Until recently, very little was known about the etiology of keloids, and even less was known about how to effectively treat and manage these growths. Surgical excision is frequently inadequate, because many, if not most, keloids recur after excision. Other treatment measures, including corticosteroid injection and the use of pressure dressings, were based on medical intuition and anecdotal evidence more than on scientific research.
Not surprisingly, keloids remain a challenge for patients and practitioners alike. Fortunately, new research is beginning to reveal more about the etiology of keloids. Innovative treatments continue to hit the market, with more anticipated in the future. Experts predict that biologic therapies may eventually be used to treat—and even prevent—keloids. There’s even hope that an increasing understanding of keloid formation and treatment will lead to innovations within the field of plastic surgery.
“When you look at facial plastics, our nemesis is scar formation,” said Lamont R. Jones, MD, vice chair of the department of otolaryngology–head and neck surgery at Henry Ford Hospital in Detroit. “What is exciting about studying keloids is that if we understand what’s going on in keloids, we can exploit that knowledge for other uses in facial plastics.”
Epigenetic Link
Because keloids are most commonly seen in people of African, Hispanic, and Asian descent, researchers have long suspected a genetic component to keloid formation. The observation that more than half of all patients with keloids report a family history of keloid scarring has strengthened that suspicion (Mol Med. 2011;17:113-125).

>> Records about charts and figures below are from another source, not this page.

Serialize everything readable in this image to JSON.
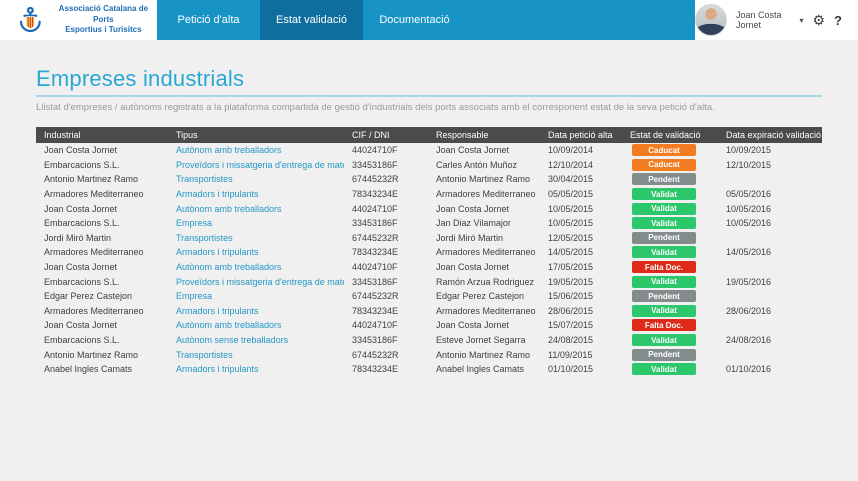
{
  "brand": {
    "line1": "Associació Catalana de Ports",
    "line2": "Esportius i Turisitcs"
  },
  "nav": {
    "tabs": [
      {
        "label": "Petició d'alta",
        "active": false
      },
      {
        "label": "Estat validació",
        "active": true
      },
      {
        "label": "Documentació",
        "active": false
      }
    ]
  },
  "user": {
    "name": "Joan Costa Jornet",
    "caret_glyph": "▾",
    "gear_glyph": "⚙",
    "help_glyph": "?"
  },
  "page": {
    "title": "Empreses industrials",
    "subtitle": "Llistat d'empreses / autònoms registrats a la plataforma compartida de gestió d'industrials dels ports associats amb el corresponent estat de la seva petició d'alta."
  },
  "colors": {
    "nav_bar": "#1793c6",
    "nav_active_tab": "#0e6f9e",
    "title": "#2ba7d4",
    "link": "#2697c6",
    "table_header_bg": "#4b4b4b"
  },
  "table": {
    "columns": [
      "Industrial",
      "Tipus",
      "CIF / DNI",
      "Responsable",
      "Data petició alta",
      "Estat de validació",
      "Data expiració validació"
    ],
    "status_colors": {
      "Caducat": "#f47c20",
      "Validat": "#2bc76a",
      "Pendent": "#828c8c",
      "Falta Doc.": "#dd2a1b"
    },
    "rows": [
      {
        "industrial": "Joan Costa Jornet",
        "tipus": "Autònom amb treballadors",
        "cif": "44024710F",
        "responsable": "Joan Costa Jornet",
        "data_alta": "10/09/2014",
        "estat": "Caducat",
        "data_expiracio": "10/09/2015"
      },
      {
        "industrial": "Embarcacions S.L.",
        "tipus": "Proveïdors i missatgeria d'entrega de material",
        "cif": "33453186F",
        "responsable": "Carles Antón Muñoz",
        "data_alta": "12/10/2014",
        "estat": "Caducat",
        "data_expiracio": "12/10/2015"
      },
      {
        "industrial": "Antonio Martinez Ramo",
        "tipus": "Transportistes",
        "cif": "67445232R",
        "responsable": "Antonio Martinez Ramo",
        "data_alta": "30/04/2015",
        "estat": "Pendent",
        "data_expiracio": ""
      },
      {
        "industrial": "Armadores Mediterraneo",
        "tipus": "Armadors i tripulants",
        "cif": "78343234E",
        "responsable": "Armadores Mediterraneo",
        "data_alta": "05/05/2015",
        "estat": "Validat",
        "data_expiracio": "05/05/2016"
      },
      {
        "industrial": "Joan Costa Jornet",
        "tipus": "Autònom amb treballadors",
        "cif": "44024710F",
        "responsable": "Joan Costa Jornet",
        "data_alta": "10/05/2015",
        "estat": "Validat",
        "data_expiracio": "10/05/2016"
      },
      {
        "industrial": "Embarcacions S.L.",
        "tipus": "Empresa",
        "cif": "33453186F",
        "responsable": "Jan Diaz Vilamajor",
        "data_alta": "10/05/2015",
        "estat": "Validat",
        "data_expiracio": "10/05/2016"
      },
      {
        "industrial": "Jordi Miró Martin",
        "tipus": "Transportistes",
        "cif": "67445232R",
        "responsable": "Jordi Miró Martin",
        "data_alta": "12/05/2015",
        "estat": "Pendent",
        "data_expiracio": ""
      },
      {
        "industrial": "Armadores Mediterraneo",
        "tipus": "Armadors i tripulants",
        "cif": "78343234E",
        "responsable": "Armadores Mediterraneo",
        "data_alta": "14/05/2015",
        "estat": "Validat",
        "data_expiracio": "14/05/2016"
      },
      {
        "industrial": "Joan Costa Jornet",
        "tipus": "Autònom amb treballadors",
        "cif": "44024710F",
        "responsable": "Joan Costa Jornet",
        "data_alta": "17/05/2015",
        "estat": "Falta Doc.",
        "data_expiracio": ""
      },
      {
        "industrial": "Embarcacions S.L.",
        "tipus": "Proveïdors i missatgeria d'entrega de material",
        "cif": "33453186F",
        "responsable": "Ramón Arzua Rodriguez",
        "data_alta": "19/05/2015",
        "estat": "Validat",
        "data_expiracio": "19/05/2016"
      },
      {
        "industrial": "Edgar Perez Castejon",
        "tipus": "Empresa",
        "cif": "67445232R",
        "responsable": "Edgar Perez Castejon",
        "data_alta": "15/06/2015",
        "estat": "Pendent",
        "data_expiracio": ""
      },
      {
        "industrial": "Armadores Mediterraneo",
        "tipus": "Armadors i tripulants",
        "cif": "78343234E",
        "responsable": "Armadores Mediterraneo",
        "data_alta": "28/06/2015",
        "estat": "Validat",
        "data_expiracio": "28/06/2016"
      },
      {
        "industrial": "Joan Costa Jornet",
        "tipus": "Autònom amb treballadors",
        "cif": "44024710F",
        "responsable": "Joan Costa Jornet",
        "data_alta": "15/07/2015",
        "estat": "Falta Doc.",
        "data_expiracio": ""
      },
      {
        "industrial": "Embarcacions S.L.",
        "tipus": "Autònom sense treballadors",
        "cif": "33453186F",
        "responsable": "Esteve Jornet Segarra",
        "data_alta": "24/08/2015",
        "estat": "Validat",
        "data_expiracio": "24/08/2016"
      },
      {
        "industrial": "Antonio Martinez Ramo",
        "tipus": "Transportistes",
        "cif": "67445232R",
        "responsable": "Antonio Martinez Ramo",
        "data_alta": "11/09/2015",
        "estat": "Pendent",
        "data_expiracio": ""
      },
      {
        "industrial": "Anabel Ingles Camats",
        "tipus": "Armadors i tripulants",
        "cif": "78343234E",
        "responsable": "Anabel Ingles Camats",
        "data_alta": "01/10/2015",
        "estat": "Validat",
        "data_expiracio": "01/10/2016"
      }
    ]
  }
}
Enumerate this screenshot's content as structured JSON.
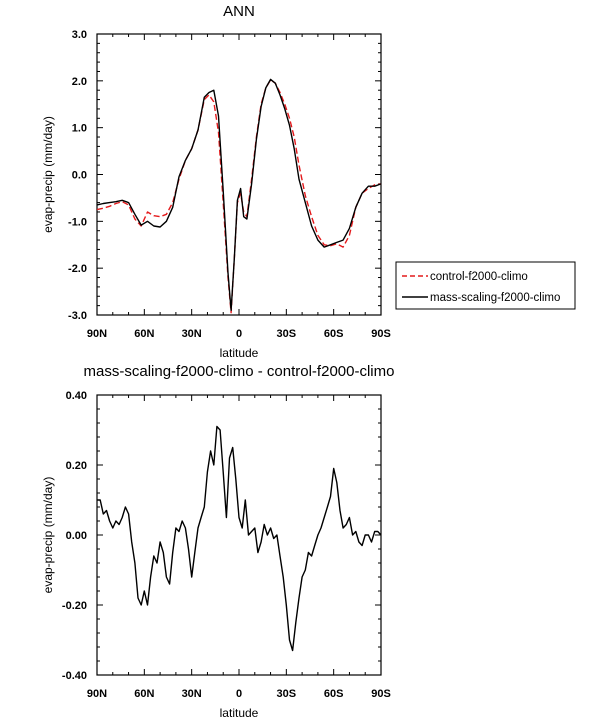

By 2008, researchers had identified at least one autosomal dominant inheritance pattern of keloids and some genes (most notably HLA-DRB1*15 and DQB1*0503) associated with an increased risk of keloid scarring (Mol Med. 2011;17:113-125). But keloids have also been associated with immune response and blood type, leading researchers to believe that keloid formation is much more complex than the presence, absence, or mutation of any one gene.
“Most disease conditions are complex. A lot of times, there is not just one gene that’s involved but a pathway. There may be multiple genes that come together to help produce whatever the end result may be,” Dr. Jones said. “So, identifying a gene and pathways may key you into the bigger picture of what’s going on with that process, and identifying that gives you the opportunity to look at other relationships, which may be more important than a particular gene alone.”